Trump krytykuje UE i wymierza nowy cios
Prezydent USA Donald Trump wprowadza wojnę handlową na nowy poziom. Ujawnił listę krajów, które zostaną objęte cłami odwetowymi. Jest na niej Unia Europejska.
Cła odwetowe nałożone na UE sięgną 20 proc. To mniej niż nowe taryfy, które Donald Trump, chce nałożyć na Chiny - te wyniosą aż 34 proc., ale więcej niż cła odwetowe wymierzone np. w Brazylię - sięgną 10 proc.
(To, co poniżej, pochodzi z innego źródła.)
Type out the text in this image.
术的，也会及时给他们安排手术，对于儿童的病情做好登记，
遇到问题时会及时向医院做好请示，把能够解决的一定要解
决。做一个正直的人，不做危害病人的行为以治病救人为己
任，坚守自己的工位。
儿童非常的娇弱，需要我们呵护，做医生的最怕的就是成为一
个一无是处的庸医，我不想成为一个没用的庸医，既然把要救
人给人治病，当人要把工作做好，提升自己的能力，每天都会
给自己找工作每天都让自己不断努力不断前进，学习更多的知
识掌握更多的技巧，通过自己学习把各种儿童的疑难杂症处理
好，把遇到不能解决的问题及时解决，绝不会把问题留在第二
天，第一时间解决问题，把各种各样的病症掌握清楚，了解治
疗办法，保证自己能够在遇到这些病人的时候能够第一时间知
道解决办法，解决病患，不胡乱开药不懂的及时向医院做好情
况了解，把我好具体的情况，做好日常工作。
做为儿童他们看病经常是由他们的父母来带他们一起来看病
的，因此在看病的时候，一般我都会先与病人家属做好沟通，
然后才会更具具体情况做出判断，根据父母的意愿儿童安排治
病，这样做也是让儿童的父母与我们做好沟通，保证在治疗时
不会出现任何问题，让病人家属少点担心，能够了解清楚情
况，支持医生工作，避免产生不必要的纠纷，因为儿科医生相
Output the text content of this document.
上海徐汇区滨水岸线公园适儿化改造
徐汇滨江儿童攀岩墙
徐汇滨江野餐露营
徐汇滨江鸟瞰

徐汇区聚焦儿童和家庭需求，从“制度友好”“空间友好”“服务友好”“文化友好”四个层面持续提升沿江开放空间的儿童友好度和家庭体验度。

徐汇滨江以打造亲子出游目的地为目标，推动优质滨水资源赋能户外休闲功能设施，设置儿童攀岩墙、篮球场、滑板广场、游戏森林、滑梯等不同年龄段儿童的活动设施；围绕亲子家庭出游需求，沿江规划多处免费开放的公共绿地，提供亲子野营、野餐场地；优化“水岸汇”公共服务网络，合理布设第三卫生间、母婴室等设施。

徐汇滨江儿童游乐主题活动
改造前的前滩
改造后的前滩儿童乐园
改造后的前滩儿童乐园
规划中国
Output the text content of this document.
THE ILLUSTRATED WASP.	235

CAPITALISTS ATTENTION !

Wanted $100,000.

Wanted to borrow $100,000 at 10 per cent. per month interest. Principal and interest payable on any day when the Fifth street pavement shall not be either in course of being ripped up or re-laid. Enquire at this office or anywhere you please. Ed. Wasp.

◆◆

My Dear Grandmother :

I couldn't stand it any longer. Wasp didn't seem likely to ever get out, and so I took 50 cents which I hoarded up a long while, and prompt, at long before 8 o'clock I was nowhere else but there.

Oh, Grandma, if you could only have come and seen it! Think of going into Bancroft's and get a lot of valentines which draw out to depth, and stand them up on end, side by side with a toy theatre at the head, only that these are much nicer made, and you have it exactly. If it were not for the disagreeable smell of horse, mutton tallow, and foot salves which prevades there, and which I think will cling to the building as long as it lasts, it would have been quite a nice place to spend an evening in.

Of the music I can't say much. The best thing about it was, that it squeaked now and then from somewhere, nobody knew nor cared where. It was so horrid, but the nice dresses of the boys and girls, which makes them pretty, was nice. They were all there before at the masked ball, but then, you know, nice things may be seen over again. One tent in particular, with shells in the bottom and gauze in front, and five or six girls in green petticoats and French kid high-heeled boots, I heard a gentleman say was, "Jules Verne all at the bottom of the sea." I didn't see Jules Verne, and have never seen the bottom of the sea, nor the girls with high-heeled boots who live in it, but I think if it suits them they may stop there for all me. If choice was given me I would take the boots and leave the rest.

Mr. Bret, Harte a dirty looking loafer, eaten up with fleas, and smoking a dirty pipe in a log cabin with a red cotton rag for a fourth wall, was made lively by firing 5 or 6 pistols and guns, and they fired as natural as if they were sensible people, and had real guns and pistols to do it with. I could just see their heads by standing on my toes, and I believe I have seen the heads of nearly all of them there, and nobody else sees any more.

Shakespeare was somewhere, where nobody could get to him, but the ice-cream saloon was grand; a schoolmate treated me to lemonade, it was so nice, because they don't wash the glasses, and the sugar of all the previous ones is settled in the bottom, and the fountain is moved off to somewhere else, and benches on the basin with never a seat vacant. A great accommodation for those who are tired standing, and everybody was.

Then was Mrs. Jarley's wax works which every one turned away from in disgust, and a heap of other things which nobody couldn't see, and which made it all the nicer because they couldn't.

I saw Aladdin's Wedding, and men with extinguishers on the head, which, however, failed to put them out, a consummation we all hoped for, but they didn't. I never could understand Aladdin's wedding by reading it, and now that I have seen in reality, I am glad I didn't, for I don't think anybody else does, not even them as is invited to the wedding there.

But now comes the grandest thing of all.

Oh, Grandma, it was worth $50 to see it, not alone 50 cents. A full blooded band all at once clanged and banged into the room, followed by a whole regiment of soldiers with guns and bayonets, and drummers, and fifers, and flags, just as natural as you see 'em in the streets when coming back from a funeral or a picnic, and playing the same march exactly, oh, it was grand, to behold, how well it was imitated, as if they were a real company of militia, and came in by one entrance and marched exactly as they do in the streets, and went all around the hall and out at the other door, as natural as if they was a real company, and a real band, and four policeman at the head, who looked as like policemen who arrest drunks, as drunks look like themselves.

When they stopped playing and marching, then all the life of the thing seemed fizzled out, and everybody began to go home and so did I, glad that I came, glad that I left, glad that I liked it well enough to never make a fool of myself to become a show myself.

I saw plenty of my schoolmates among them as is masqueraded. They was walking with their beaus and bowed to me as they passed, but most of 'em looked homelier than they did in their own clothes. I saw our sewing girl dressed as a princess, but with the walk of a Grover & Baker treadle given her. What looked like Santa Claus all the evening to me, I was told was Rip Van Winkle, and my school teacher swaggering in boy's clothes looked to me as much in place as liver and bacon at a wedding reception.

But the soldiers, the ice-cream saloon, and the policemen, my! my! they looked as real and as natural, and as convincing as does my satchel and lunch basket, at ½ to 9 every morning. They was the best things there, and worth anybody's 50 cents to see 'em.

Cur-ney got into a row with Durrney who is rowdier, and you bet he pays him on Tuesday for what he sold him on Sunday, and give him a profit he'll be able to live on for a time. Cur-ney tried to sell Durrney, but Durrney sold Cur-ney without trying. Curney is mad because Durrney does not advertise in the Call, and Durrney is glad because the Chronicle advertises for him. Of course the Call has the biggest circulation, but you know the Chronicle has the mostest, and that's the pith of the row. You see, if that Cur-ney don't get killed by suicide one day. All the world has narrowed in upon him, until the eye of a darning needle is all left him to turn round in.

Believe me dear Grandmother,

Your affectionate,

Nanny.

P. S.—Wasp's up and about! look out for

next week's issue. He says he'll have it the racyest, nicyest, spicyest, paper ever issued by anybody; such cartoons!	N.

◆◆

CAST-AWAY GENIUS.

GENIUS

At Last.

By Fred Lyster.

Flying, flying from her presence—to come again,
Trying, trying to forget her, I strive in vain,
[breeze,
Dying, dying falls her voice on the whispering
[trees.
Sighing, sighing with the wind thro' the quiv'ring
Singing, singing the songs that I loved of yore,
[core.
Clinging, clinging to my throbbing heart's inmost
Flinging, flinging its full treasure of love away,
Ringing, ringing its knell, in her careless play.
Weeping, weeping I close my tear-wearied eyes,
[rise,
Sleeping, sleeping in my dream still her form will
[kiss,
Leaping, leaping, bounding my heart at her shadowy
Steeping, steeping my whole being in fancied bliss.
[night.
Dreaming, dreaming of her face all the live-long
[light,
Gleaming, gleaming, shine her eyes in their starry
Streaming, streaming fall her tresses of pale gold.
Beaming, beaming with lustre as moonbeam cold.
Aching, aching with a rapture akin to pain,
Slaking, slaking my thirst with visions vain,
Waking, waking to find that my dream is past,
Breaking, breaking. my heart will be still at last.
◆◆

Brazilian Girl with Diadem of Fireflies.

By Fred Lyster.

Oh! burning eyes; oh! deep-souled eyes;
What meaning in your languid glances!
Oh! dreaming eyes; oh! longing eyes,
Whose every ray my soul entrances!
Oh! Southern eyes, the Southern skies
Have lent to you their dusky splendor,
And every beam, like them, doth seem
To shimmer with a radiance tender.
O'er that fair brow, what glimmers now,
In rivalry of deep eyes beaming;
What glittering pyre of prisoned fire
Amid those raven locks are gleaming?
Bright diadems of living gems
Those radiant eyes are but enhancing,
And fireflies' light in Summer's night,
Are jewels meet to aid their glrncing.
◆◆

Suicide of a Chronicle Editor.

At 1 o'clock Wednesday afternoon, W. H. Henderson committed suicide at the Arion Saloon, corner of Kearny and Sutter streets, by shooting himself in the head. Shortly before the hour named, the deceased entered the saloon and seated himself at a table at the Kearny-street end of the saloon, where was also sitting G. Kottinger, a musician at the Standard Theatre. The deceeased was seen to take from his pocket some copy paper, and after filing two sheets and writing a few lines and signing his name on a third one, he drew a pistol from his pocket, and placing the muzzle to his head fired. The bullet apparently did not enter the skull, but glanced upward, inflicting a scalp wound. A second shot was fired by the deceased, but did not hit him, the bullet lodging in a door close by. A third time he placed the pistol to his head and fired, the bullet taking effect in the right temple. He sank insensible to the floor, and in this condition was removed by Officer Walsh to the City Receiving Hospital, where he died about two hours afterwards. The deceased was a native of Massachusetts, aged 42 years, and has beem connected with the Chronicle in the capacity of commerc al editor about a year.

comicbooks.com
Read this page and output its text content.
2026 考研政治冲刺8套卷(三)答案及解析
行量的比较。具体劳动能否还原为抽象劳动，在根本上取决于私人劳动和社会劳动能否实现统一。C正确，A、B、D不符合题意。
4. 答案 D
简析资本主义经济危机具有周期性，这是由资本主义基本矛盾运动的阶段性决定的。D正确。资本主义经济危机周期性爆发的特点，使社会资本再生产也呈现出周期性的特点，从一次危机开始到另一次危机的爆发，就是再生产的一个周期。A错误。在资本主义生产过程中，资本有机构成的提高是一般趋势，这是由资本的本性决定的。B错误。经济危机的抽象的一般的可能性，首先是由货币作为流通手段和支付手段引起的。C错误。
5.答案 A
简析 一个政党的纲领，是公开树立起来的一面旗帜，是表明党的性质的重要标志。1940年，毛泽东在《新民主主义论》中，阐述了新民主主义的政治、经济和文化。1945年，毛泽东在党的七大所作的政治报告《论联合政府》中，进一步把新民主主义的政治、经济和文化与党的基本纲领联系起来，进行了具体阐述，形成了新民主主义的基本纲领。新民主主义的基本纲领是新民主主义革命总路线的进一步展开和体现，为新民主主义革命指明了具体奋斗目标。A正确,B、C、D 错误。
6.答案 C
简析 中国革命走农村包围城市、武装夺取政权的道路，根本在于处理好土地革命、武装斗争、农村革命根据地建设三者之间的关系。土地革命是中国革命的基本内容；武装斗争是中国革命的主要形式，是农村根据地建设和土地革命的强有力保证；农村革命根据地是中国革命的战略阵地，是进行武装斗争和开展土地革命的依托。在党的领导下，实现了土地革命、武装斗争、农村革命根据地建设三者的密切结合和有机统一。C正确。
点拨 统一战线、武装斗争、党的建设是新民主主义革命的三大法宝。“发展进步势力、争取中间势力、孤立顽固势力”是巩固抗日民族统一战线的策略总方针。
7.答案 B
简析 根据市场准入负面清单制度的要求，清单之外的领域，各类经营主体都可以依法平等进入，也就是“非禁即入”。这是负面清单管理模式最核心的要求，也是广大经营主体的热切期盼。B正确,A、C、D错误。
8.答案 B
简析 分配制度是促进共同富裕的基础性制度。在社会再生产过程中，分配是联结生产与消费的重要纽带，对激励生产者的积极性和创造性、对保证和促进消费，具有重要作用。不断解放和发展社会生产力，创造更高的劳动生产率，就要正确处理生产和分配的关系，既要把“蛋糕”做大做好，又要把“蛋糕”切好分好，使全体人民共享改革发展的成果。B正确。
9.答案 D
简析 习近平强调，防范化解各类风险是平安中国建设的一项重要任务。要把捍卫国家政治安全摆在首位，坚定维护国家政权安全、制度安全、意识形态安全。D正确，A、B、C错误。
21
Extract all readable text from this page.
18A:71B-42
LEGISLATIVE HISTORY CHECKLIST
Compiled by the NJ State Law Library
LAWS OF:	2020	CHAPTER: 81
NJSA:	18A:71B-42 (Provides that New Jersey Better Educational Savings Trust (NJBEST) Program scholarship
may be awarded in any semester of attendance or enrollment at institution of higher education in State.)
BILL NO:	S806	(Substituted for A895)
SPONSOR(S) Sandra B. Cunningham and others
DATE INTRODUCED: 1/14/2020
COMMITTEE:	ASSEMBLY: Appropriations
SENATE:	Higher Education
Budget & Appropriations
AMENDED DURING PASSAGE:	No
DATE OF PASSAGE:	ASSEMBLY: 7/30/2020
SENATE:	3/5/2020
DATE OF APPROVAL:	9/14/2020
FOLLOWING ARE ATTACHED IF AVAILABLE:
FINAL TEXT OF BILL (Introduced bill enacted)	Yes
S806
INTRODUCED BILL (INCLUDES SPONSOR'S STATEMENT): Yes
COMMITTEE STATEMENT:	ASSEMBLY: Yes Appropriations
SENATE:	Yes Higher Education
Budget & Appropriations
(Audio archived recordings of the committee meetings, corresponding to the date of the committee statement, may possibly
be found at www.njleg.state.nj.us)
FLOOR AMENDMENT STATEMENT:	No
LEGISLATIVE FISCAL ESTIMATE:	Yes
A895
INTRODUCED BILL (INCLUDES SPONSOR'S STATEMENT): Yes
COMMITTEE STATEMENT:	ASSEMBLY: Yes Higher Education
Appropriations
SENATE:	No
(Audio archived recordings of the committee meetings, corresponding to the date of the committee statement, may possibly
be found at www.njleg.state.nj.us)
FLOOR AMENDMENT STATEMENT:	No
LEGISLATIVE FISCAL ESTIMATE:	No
W trakcie konferencji przed Białym Domem przekonywał, że będą to "miłe cła", nie tak wysokie, jakie nakładają na USA inne państwa. Ocenił, że dzięki takiej polityce celnej Ameryka znów stanie się bogata.
Podstawowe 10-proc. taryfy na produkty ze wszystkich państw wejdą w życie 5 kwietnia, a dodatkowe cła na towary z poszczególnych krajów - 9 kwietnia.
Kilka razy w swoim przemówieniu Donald Trump wspominał o Unii Europejskiej. Powtórzył słowa, które nieraz padały z jego ust, że Stany Zjednoczone były przez długi czas wykorzystywane przez Unię Europejską.
Oto cła odwetowe, które Donald Trump ogłosił w środę po 22 czasu polskiego:
- Chiny - 34 proc.,
- UE - 20 proc.,
- Wielka Brytania - 10 proc.,
- Wietnam - 46 proc.,
- Tajwan - 32 proc.,
- Japonia - 24 proc.,
- Indie - 26 proc.,
- Korea Płd. - 25 proc.,
- Tajlandia - 36 proc.,
- Szwajcaria - 31 proc.,
- Indonezja - 32 proc.
- Zagraniczni liderzy, oszuści, kradli pracę, byliśmy wykorzystywani przez dekady. To się kończy. Za chwilę podpiszę historyczny dekret wykonawczy, wprowadzający wzajemne cła na kraje na całym świecie. Wzajemne. Oznacza to, że oni robią to nam, a my robimy to im. Bardzo proste. Prościej się nie da. To jeden z najważniejszych dni, moim zdaniem, w historii Ameryki. To nasza deklaracja niepodległości gospodarczej - mówił prezydent USA podczas konferencji przed Białym Domem.